Она сделала вид, будто мертвая, но я видел ее прижатые уши. Соловей бросился. Она впилась ему в щеку, но я сушиной отвалил ее, и он впился ей в спину, и валенком я наступил ей на шею и в сердце ударил финским ножом. Она умерла, но зубы так и остались на валенке. Я разжал их стволами.
Всегда стыдно очнуться от безумия погони, подвешивая на спину дряблого зайца. Но эта взятая нами красавица и убитая не отымала охоты, и ее, мертвую, дать бы волю Соловью, он бы еще долго трепал.
И так мы осмеркались в лесу.
Гон
Пришел ко мне Федор из Раменья, промысловый охотник. Раменье недалеко от Москвы, всего несколько часов, и все-таки сохранились тут настоящие промышленники, всю зиму только и занимающиеся охотой на лисиц, зайцев, белок и куниц. Занятые люди, и среди них этот Федор, по мастерству своему — башмачник, ему охота, конечно, невыгодна, да вот поди рассуди людей.
Федор прослышал, будто у нас лисиц много развелось, пришел ко мне проведать, привел своих собак, известных в нашем краю, один Соловей, другой называется вроде как бы по-французски — Рестон.
Соловей — великан смешанной породы костромича, борзой, дворняжки — все спуталось, и получилась безобманная промысловая собака лисиц с ним хочешь стреляй, а хочешь — так бери, если только не успеет занориться, непременно загоняет и не изорвет, а сядет против нее и бумкнет, охотник приходит и добивает.
От Соловья выходят щенки, с виду совершенно дворные, но в работе прекрасные, ходят и по зайцам, и по лисицам, и по куницам, забираются в барсучьи ходы и там, под землей глубоко, гонят, как на земле, еле слышно, и кто этого не знает, очень удивительно и почему-то даже смешно.

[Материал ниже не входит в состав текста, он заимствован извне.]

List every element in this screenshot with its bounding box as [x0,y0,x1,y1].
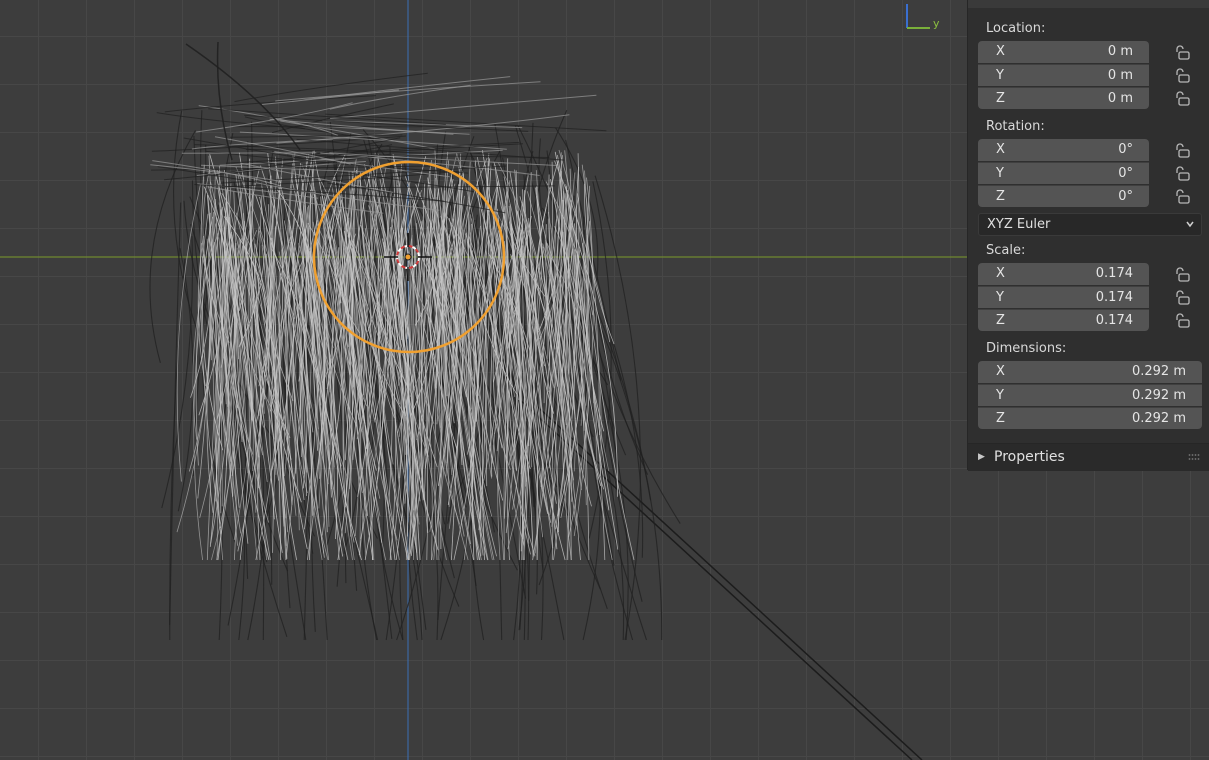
field-value: 0.174 [1095,313,1133,328]
dimensions-x-field[interactable]: X 0.292 m [978,361,1202,383]
axis-label: X [996,44,1005,59]
scale-y-field[interactable]: Y 0.174 [978,286,1149,308]
axis-label: Z [996,313,1005,328]
chevron-down-icon [1186,221,1194,228]
gizmo-y-label: y [933,17,940,30]
rotation-z-unlock-icon[interactable] [1174,188,1190,204]
scale-z-unlock-icon[interactable] [1174,312,1190,328]
rotation-mode-select[interactable]: XYZ Euler [978,213,1202,236]
scale-z-field[interactable]: Z 0.174 [978,309,1149,331]
rotation-z-field[interactable]: Z 0° [978,185,1149,207]
hair-strand [181,152,317,154]
hair-strand [229,134,403,138]
axis-label: Z [996,411,1005,426]
hair-mesh[interactable] [149,41,681,641]
rotation-label: Rotation: [986,119,1045,134]
rotation-x-field[interactable]: X 0° [978,139,1149,161]
location-label: Location: [986,21,1046,36]
axis-label: Y [996,166,1004,181]
field-value: 0° [1118,166,1133,181]
field-value: 0.174 [1095,290,1133,305]
axis-label: Y [996,290,1004,305]
axis-label: Z [996,189,1005,204]
location-y-field[interactable]: Y 0 m [978,64,1149,86]
rotation-y-field[interactable]: Y 0° [978,162,1149,184]
triangle-right-icon: ▶ [978,452,985,462]
field-value: 0.292 m [1131,388,1186,403]
properties-label: Properties [994,449,1065,465]
scale-x-field[interactable]: X 0.174 [978,263,1149,285]
hair-strand [330,94,597,119]
axis-label: Y [996,68,1004,83]
scale-label: Scale: [986,243,1026,258]
hair-strand [261,89,399,105]
axis-label: Z [996,91,1005,106]
field-value: 0 m [1107,44,1133,59]
location-x-field[interactable]: X 0 m [978,41,1149,63]
rotation-y-unlock-icon[interactable] [1174,165,1190,181]
hair-strand [594,175,642,641]
field-value: 0 m [1107,68,1133,83]
field-value: 0.174 [1095,266,1133,281]
location-y-unlock-icon[interactable] [1174,67,1190,83]
hair-strand [574,240,681,524]
hair-strand [292,76,511,102]
location-z-unlock-icon[interactable] [1174,90,1190,106]
hair-strand [216,41,233,161]
rotation-x-unlock-icon[interactable] [1174,142,1190,158]
hair-strand [329,152,557,166]
scale-x-unlock-icon[interactable] [1174,266,1190,282]
axis-label: X [996,364,1005,379]
navigation-gizmo[interactable]: y [906,4,940,30]
axis-label: X [996,142,1005,157]
field-value: 0.292 m [1131,364,1186,379]
field-value: 0° [1118,142,1133,157]
field-value: 0.292 m [1131,411,1186,426]
rotation-mode-value: XYZ Euler [987,217,1051,232]
drag-grip-icon[interactable] [1188,453,1200,461]
transform-panel: Location: X 0 m Y 0 m Z 0 m Rotation: X … [967,0,1209,471]
properties-subpanel-header[interactable]: ▶ Properties [968,443,1209,471]
location-x-unlock-icon[interactable] [1174,44,1190,60]
hair-strand [169,202,182,625]
axis-label: X [996,266,1005,281]
hair-strand-long [519,397,923,760]
dimensions-z-field[interactable]: Z 0.292 m [978,407,1202,429]
dimensions-label: Dimensions: [986,341,1067,356]
panel-header-strip [968,0,1209,8]
dimensions-y-field[interactable]: Y 0.292 m [978,384,1202,406]
axis-label: Y [996,388,1004,403]
scale-y-unlock-icon[interactable] [1174,289,1190,305]
location-z-field[interactable]: Z 0 m [978,87,1149,109]
field-value: 0° [1118,189,1133,204]
field-value: 0 m [1107,91,1133,106]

Федоровская порода известная.
Последний сын Соловья, кобель по второму полю, особенно умен, но вид бери и на цепь сажай двор караулить.
Московские охотники только головами качают:
— Это не собака!
Да так и зовут.
Шарик.
Я сам зову этого лохматого, рыжего, совершенно дворного кобеля Шариком, но не потому, что презираю, как москвичи, федоровскую породу, а просто язык не повертывается назвать такого обыкновенного кобеля Аристоном.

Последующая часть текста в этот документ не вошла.